The Mardi Gras Indians, with their beautiful, intricate and handmade costumes take to the streets of New Orleans this weekend. In addition to being St. Patrick’s Day, this Sunday is Super Sunday.
While St. Patrick’s day is always on March 17, Super Sunday is always the third Sunday of March and close to St. Joseph's Day, this is one of those years that the days coincide.
The festivities start at 11 a.m. with music at A.L. Davis Park (2600 Lasalle St; near the intersection of Washington Street and LaSalle Street in Central City).
The parade starts at 1 p.m. and welcomes the general public to watch, it lets natives, as well as visitors to the city admire their detailed costumes, crowns and accessories.

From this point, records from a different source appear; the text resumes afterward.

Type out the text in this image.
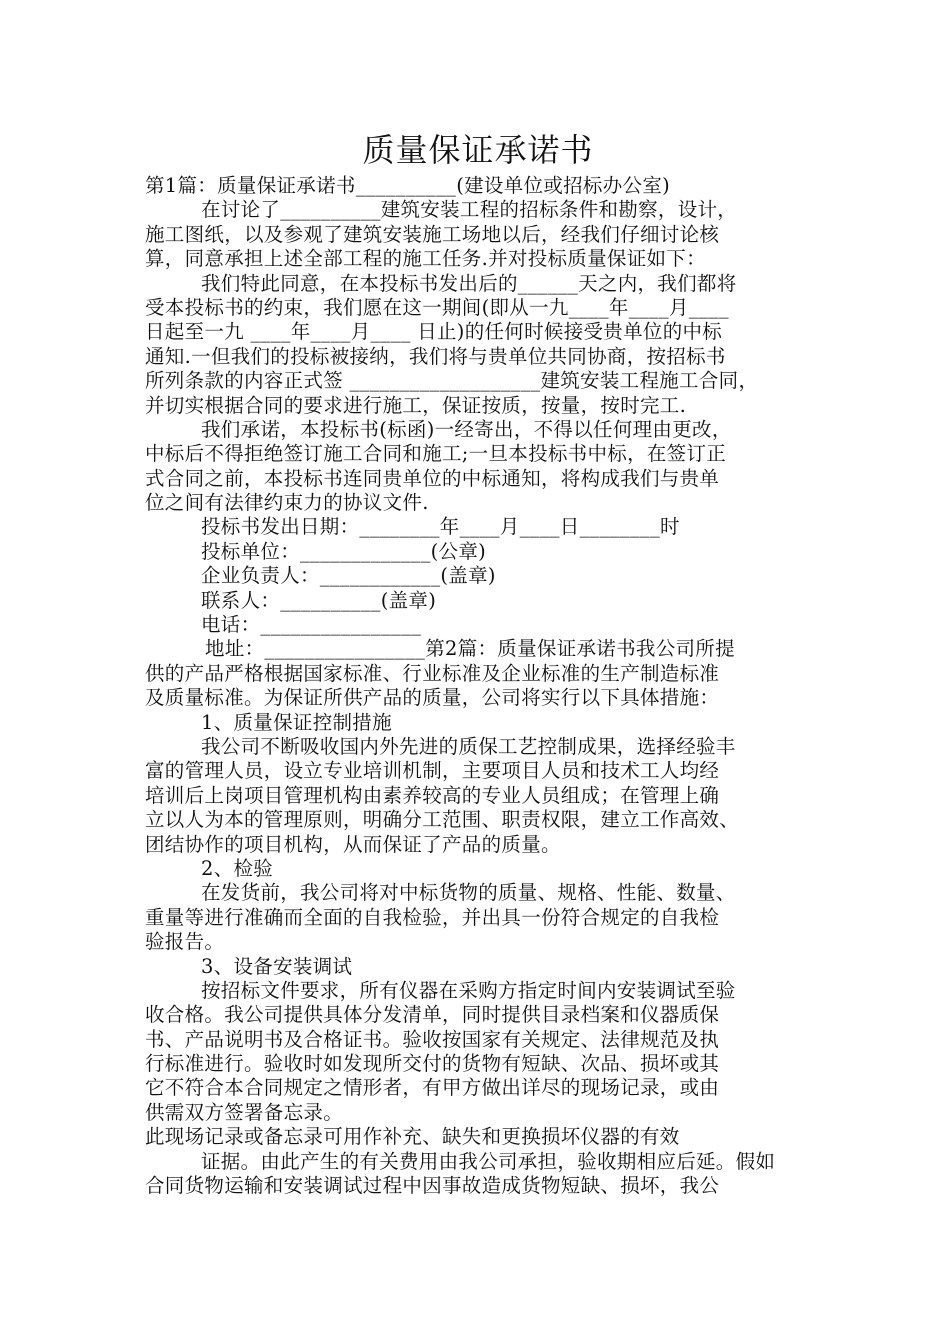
质量保证承诺书
第1篇：质量保证承诺书__________(建设单位或招标办公室)
在讨论了__________建筑安装工程的招标条件和勘察，设计，
施工图纸，以及参观了建筑安装施工场地以后，经我们仔细讨论核
算，同意承担上述全部工程的施工任务.并对投标质量保证如下：
我们特此同意，在本投标书发出后的______天之内，我们都将
受本投标书的约束，我们愿在这一期间(即从一九____年____月____
日起至一九 ____年____月____ 日止)的任何时候接受贵单位的中标
通知.一但我们的投标被接纳，我们将与贵单位共同协商，按招标书
所列条款的内容正式签 ___________________建筑安装工程施工合同，
并切实根据合同的要求进行施工，保证按质，按量，按时完工.
我们承诺，本投标书(标函)一经寄出，不得以任何理由更改，
中标后不得拒绝签订施工合同和施工;一旦本投标书中标，在签订正
式合同之前，本投标书连同贵单位的中标通知，将构成我们与贵单
位之间有法律约束力的协议文件.
投标书发出日期：________年____月____日________时
投标单位：_____________(公章)
企业负责人：____________(盖章)
联系人：__________(盖章)
电话：________________
地址：________________第2篇：质量保证承诺书我公司所提
供的产品严格根据国家标准、行业标准及企业标准的生产制造标准
及质量标准。为保证所供产品的质量，公司将实行以下具体措施：
1、质量保证控制措施
我公司不断吸收国内外先进的质保工艺控制成果，选择经验丰
富的管理人员，设立专业培训机制，主要项目人员和技术工人均经
培训后上岗项目管理机构由素养较高的专业人员组成；在管理上确
立以人为本的管理原则，明确分工范围、职责权限，建立工作高效、
团结协作的项目机构，从而保证了产品的质量。
2、检验
在发货前，我公司将对中标货物的质量、规格、性能、数量、
重量等进行准确而全面的自我检验，并出具一份符合规定的自我检
验报告。
3、设备安装调试
按招标文件要求，所有仪器在采购方指定时间内安装调试至验
收合格。我公司提供具体分发清单，同时提供目录档案和仪器质保
书、产品说明书及合格证书。验收按国家有关规定、法律规范及执
行标准进行。验收时如发现所交付的货物有短缺、次品、损坏或其
它不符合本合同规定之情形者，有甲方做出详尽的现场记录，或由
供需双方签署备忘录。
此现场记录或备忘录可用作补充、缺失和更换损坏仪器的有效
证据。由此产生的有关费用由我公司承担，验收期相应后延。假如
合同货物运输和安装调试过程中因事故造成货物短缺、损坏，我公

Mardi Gras Indians Background
The Mardi Gras Indians tradition is more than 100 years old. Like the more famous Mardi Gras Krewes that parade on Fat Tuesday, the Indians are a secret society. The Indians are a mostly African-American men, women and children for the inner city of New Orleans. Until being featured on HBO’s Treme, the culture was largely unknown outside of New Orleans.
Because of class restrictions, high costs and outright racism, few in the ghetto could join a traditional Krewe and parade with the floats on Mardi Gras. This led to members of the black society in New Orleans to develop their own style of celebrating Mardi Gras.
The groups, known as tribes are named based on the streets of their ward or gang. The Indians named themselves as a homage to the native Americans who helped slaves escape. Local Indians often accepted slaves into their society after they made their break for freedom.